История складчата, как скатерть. Трупы, трупы, то и дело повторяющиеся складки. Разглаживание скатерти — невидимый, в укор всему, процесс восстановления потерь, казалось бы, невосполнимых: всё ещё не истощившая себя плодовитость народа, распахнутые, как врата бессмертия, бёдра деревенских баб. А затем вновь — ибо всё повторяется! — холмы и равнины кладбищ с повалившимися крестами, в сиянии новых лун — забытые вехи роковых тридцатых, сороковых, пятидесятых годов, разрушительная индустриализация, обновлённое всевластие человекоядной тайной полиции, гибель деревни, сеть концлагерей, опутавшая страну, и новые ресурсы человеческого сырья, пополнение, нужное Упырю, чтобы швырнуть очередное поколение в огненную пасть войны. Чудовищная топка, сконструированная и зажжённая ради того, чтобы окончательно добить Россию. И, как кульминация, как апофеоз эпохи — апокалиптический город развалин на западном берегу главной реки, сверху донизу забитый трупами бывших жителей и солдат обеих сражающихся сторон.
Азбучная истина: главный ресурс писательства — память. Но память — не то же самое, что воспоминание; роман демонстрирует эту разницу, если не противоположность. Вспоминая какой-нибудь эпизод, мы его беллетризуем. Почти невольно мы упорядочиваем прошлое, мы хотим рассказать (другим или самим себе) «всё по порядку». Эта насильственная процедура, собственно, и превращает память в воспоминание. Между тем изначально память не признаёт никакой последовательности, противостоит математическому времени, игнорирует хронологию, а вместе с ней и логическую последовательность.
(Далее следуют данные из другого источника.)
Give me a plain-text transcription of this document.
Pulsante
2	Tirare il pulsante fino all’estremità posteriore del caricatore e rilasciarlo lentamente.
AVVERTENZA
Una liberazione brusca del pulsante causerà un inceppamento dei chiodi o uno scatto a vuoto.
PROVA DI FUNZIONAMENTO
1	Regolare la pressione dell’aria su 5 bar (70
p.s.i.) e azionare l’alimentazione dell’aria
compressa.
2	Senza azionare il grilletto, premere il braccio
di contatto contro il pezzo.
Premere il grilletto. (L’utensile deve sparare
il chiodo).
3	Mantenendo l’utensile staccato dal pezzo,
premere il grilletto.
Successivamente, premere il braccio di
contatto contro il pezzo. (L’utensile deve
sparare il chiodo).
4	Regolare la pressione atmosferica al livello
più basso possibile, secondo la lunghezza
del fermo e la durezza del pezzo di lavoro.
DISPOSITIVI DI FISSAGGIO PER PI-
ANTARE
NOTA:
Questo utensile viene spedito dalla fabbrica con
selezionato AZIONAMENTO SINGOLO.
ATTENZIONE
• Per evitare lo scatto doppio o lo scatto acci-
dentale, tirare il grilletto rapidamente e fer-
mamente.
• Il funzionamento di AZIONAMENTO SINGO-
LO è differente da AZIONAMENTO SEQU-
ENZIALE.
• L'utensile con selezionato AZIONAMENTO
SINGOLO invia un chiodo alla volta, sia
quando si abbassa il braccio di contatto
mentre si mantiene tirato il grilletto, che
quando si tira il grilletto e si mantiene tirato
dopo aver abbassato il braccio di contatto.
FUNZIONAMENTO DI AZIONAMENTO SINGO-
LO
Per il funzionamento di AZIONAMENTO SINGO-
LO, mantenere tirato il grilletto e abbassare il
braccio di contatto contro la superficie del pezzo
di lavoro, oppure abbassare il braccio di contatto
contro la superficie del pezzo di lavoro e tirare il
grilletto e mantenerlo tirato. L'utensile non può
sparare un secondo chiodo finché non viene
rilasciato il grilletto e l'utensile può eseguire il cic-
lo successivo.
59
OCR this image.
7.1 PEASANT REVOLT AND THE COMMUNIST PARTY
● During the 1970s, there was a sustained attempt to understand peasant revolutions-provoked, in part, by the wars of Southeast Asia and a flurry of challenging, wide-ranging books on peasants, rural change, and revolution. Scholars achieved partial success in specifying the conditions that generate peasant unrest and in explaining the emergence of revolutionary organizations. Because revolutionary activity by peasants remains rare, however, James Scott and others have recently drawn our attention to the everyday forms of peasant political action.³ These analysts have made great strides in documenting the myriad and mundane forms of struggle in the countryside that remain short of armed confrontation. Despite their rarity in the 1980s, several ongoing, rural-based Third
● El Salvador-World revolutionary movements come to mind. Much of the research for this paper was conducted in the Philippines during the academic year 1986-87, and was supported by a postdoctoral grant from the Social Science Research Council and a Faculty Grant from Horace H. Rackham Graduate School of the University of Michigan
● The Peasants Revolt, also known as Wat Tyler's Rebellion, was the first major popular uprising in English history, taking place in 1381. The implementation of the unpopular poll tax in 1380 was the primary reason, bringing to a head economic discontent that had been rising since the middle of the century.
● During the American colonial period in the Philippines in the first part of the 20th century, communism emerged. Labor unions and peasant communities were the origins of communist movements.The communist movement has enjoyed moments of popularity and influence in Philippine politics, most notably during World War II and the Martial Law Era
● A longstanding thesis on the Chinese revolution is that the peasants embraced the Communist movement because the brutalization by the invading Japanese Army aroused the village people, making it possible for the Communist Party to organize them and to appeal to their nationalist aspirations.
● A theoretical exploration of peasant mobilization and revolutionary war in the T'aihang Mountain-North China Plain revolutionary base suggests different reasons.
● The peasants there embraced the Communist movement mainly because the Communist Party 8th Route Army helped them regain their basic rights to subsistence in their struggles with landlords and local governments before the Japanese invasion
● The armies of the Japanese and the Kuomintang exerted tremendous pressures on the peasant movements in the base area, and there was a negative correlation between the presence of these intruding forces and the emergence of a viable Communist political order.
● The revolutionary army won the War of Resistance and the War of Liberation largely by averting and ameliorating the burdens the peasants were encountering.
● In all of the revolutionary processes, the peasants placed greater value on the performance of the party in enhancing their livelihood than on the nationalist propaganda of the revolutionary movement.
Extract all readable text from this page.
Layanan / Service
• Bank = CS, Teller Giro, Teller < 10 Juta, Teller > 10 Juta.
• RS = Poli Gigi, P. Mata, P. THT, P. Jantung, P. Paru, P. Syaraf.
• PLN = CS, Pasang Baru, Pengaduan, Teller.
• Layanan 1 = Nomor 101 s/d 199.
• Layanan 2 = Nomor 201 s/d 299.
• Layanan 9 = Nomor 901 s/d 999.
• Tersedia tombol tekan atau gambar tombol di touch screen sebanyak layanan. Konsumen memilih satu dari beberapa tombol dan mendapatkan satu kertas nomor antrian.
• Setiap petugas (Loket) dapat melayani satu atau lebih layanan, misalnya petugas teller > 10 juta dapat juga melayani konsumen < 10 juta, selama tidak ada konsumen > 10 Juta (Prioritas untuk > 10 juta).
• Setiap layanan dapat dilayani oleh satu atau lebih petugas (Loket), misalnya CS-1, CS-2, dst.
Не останавливает часы, а разбивает их.
Освобождение от вериг времени происходит перед отходом ко сну, когда в вечерней тиши, в зеленоватом свете ночника, угревшись в постели, мы остаёмся один на один со своим внутренним миром: хотим подумать о жизни, о делах и заботах только что прожитого дня, но тотчас память, выпущенная на свободу, затевает свою игру: цепляется за что попало, за случайные эпизоды близкого и далёкого прошлого. Всплывают полузабытые лица, юность, детство — всё сразу. Словесные или образные ассоциации — единственное, что правит хаосом памяти, поддерживает кое-как её цельность.
Ты думаешь о яблоках, которые забыл купить, к этой мысли прицепляется образ коня в яблоках, конь тащит за собой легендарного героя Чапаева с саблей, на картине в школьном коридоре, слышен шум, ребята вываливаются из класса, что-то глядит на тебя из окон, являются странные привязки, необъяснимые сближения — спохватываешься: о чем же я думал? — мысли приняли неуправляемый, абсурдный оборот — по-видимому, я на грани засыпания — пробую прокрутить плёнку назад, разматываю клубок. Оказывается, это цепь прихотливых сближений, исчез тот самый порядок, подобный порядку романного повествования, где одно вытекает из другого. Способна ли проза передать этот хаос, не беллетризуя изначальную стихийность памяти?
Для литературы воспоминание — одновременно инструмент и материал. Вспоминая, литература денатурирует память, как кислота — белок: из аморфной, колышущейся, ускользающей массы получается твёрдое тело. Нечто непередаваемое преобразовано в текст, изделие языка. Не будь этой химии, мы получили бы словесный детрит, нечто такое, что происходит у больных с распавшейся психикой. Но, быть может, здесь скрывается обещание приблизиться к последней реальности души; соблазн изначального, подлинного манит писателя.
Приблизиться к краю бездны. Так в детстве, лазая по крыше московского дома у Красных Ворот, мы подходили к кромке брандмауэра и с замиранием сердца заглядывали вниз.
Великое слово «спонтанность» грозит опрокинуть всё здание мира. Или, что то же, храмину литературы. Революционная проза ХХ века не случайно стала ровесницей квантовой механики, радикально меняющей, отменяющей привычные представления об однонаправленном линейном времени, о причинно-следственном детерминизме. Как физическая теория, чтобы стать верной, должна быть безумной, литература должна быть безумной, чтобы стать правдивой.
Память возвращает нас в мир, где ещё не побывал Кант. Память игнорирует ту упорядоченность, которую интеллект привносит в окружающий мир непроницаемых вещей в себе. А ты, писатель, намерен реконструировать именно то состояние, когда хомут ещё не успели напялить на кобылу. Конечно, это утопия: такая проза невозможна, чему свидетельство — тупик, в который упёрся Джойс со своей разбитной бабёнкой Мэрион Блум, с её великолепным «потоком сознания». Но попробовать надо — приходится пробовать. Не подражая кому бы то ни было, но пользуясь только собственным, неповторимым опытом. Познай самого себя!